A panel of three federal judges, including two appointees by former President Donald Trump, ruled the map likely violates Section Two of the Voting Rights Act because it includes only one district where black voters have the opportunity to elect a candidate of their choice. . The second section prohibits discriminatory electoral practices on the basis of race.
The lower court declined to suspend its decision on Thursday evening.

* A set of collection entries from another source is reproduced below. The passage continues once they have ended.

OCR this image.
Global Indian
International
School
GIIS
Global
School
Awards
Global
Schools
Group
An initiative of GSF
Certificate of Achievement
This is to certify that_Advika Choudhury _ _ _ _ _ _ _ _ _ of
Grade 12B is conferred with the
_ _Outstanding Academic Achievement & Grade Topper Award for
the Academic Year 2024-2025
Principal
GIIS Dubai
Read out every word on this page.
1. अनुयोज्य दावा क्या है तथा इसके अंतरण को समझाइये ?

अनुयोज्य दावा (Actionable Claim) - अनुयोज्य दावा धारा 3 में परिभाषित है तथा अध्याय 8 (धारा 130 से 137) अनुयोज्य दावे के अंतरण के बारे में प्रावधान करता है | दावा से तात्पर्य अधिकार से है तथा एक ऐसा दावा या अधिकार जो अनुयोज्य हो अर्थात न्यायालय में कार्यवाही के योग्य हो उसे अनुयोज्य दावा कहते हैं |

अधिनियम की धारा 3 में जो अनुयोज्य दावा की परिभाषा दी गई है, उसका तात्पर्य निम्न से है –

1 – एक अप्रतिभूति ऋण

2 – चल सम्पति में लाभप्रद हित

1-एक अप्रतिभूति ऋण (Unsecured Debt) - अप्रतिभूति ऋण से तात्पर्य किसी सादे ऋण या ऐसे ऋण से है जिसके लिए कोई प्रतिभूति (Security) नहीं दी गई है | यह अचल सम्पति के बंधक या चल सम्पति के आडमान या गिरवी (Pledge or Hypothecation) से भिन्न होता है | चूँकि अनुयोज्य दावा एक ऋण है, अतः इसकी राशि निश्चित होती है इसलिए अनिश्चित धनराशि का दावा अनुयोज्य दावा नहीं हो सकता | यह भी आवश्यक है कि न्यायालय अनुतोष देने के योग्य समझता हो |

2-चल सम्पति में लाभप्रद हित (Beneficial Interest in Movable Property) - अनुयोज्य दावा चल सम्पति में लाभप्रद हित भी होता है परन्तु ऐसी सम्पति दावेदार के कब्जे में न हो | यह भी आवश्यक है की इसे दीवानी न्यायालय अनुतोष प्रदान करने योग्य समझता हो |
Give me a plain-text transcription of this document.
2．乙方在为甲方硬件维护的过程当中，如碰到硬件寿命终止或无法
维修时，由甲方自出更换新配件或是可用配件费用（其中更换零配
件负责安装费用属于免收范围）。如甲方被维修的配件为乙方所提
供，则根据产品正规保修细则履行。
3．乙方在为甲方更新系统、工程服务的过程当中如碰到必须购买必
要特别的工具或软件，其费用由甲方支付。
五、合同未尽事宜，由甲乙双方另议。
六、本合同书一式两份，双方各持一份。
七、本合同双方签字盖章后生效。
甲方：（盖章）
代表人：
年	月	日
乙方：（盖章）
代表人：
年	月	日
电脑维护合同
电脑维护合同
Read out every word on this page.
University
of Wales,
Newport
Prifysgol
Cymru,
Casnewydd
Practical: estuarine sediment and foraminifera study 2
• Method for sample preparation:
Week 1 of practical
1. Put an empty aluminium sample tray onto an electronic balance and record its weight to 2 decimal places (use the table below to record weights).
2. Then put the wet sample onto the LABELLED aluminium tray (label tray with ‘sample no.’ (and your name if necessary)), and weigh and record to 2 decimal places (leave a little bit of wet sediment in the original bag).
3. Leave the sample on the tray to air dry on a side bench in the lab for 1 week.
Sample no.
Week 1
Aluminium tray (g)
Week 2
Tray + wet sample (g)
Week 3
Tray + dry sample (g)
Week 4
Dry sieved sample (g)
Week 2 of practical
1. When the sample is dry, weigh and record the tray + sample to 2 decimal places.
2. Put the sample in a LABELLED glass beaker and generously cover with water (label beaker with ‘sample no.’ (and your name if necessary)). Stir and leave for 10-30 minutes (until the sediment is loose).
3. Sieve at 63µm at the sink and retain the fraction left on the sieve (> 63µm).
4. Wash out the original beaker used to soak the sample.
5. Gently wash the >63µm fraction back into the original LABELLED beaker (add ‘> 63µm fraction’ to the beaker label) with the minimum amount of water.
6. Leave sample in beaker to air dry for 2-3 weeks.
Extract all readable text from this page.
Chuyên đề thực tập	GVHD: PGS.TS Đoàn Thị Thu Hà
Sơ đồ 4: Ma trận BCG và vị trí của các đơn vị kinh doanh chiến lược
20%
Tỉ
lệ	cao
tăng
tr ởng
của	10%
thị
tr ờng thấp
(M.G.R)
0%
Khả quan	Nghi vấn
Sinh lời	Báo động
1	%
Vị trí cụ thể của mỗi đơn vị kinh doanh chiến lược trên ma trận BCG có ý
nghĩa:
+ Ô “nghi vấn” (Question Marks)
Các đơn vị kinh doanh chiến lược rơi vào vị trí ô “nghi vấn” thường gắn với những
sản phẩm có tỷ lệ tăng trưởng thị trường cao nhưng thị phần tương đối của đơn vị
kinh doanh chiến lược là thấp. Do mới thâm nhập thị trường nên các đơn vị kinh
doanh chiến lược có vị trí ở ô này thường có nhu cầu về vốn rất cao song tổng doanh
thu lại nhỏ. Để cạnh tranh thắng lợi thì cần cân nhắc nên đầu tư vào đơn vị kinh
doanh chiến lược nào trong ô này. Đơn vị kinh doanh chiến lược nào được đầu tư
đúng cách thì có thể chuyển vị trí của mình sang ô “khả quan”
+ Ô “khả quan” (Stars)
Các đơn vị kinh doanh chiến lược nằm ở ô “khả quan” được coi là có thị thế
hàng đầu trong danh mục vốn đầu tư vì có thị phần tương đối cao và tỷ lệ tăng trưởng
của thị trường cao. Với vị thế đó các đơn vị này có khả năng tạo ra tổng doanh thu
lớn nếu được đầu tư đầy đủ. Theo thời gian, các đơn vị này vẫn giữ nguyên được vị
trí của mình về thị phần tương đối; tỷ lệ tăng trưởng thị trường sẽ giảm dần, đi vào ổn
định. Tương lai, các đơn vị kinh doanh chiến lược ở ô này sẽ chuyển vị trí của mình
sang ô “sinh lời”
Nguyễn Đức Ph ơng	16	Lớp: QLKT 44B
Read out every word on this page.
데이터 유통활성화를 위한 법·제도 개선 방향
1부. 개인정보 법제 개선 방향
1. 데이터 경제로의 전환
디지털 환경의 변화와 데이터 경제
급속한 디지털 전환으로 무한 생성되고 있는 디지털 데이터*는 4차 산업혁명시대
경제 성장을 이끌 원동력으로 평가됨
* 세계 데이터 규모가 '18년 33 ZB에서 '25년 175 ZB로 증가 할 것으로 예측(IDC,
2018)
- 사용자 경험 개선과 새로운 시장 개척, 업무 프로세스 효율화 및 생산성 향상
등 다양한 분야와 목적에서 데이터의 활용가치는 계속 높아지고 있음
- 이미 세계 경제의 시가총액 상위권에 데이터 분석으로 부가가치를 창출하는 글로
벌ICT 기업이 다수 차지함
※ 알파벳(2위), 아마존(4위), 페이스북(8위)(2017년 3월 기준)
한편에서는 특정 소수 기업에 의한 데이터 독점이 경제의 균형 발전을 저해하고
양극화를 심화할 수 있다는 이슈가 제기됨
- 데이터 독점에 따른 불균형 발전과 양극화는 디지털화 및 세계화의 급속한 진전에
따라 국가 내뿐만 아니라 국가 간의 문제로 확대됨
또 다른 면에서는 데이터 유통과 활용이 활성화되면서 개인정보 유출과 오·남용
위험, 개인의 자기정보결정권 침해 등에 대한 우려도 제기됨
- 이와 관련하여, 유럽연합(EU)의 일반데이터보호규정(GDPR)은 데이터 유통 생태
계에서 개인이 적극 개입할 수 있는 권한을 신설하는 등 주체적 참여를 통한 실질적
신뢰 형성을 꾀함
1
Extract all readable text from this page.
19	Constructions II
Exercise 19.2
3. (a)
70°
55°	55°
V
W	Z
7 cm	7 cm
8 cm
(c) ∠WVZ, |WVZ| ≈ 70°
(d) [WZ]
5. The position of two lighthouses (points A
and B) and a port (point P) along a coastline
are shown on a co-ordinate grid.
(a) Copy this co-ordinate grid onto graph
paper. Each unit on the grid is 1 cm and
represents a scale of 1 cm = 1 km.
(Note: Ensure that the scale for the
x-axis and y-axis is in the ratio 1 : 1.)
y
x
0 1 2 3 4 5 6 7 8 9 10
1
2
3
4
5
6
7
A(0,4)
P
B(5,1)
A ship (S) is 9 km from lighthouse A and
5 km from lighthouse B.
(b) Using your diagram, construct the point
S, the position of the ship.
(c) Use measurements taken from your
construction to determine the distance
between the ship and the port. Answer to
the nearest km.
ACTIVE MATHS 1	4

The court previously said the Republican-led legislature has until Feb. 7 to draw a new map that includes “either an additional black-majority congressional district or an additional district in which black voters otherwise have the option of voting.” elect a representative of their choice.”
The court also extended the deadline for qualifying congressional candidates originally set for Jan. 28 to Feb. 11 to allow the legislature to enact a corrective plan, but lower court judges have also begun working on a back-up plan to a map drawn by the court if the legislator does not do so within the time limit.
The opinion was delivered by U.S. Circuit Court Judge Stanley Marcus, a Bill Clinton nominee, and District Court Judges Anna M. Manasco and Terry F. Moorer, both Trump appointees.
Deuel Ross, senior attorney at the NAACP Legal Defense Fund, representing the challengers, defended the lower court’s decision.
“The court simply applied well-established precedent and relied on the extensive evidence presented at trial to conclude that the congressional maps recently passed by Alabama did not comply with federal law,” he said. he declares.
Alabama Attorney General Steve Marshall has asked the Supreme Court to act now while the appeals process unfolds. He said the legislature was “guided by principles of racial neutrality” and that Congress’ plan “reflected” past plans while making “minor adjustments to accommodate changing demographics.”
Election law expert Rick Hasen said the dispute could shed light on how the High Court could consider similar challenges that are sure to reach judges in the run-up to the next election.
“This is the first redistricting and race case of the new decade to come to the Supreme Court,” Hasen said in a statement. “The case has the potential, but not the certainty, to signal where the Supreme Court stands on issues of racial considerations in redistricting, and the scope and constitutionality of Section 2 of the VRA as applied to the redistricting.”
This story was updated with additional details on Friday.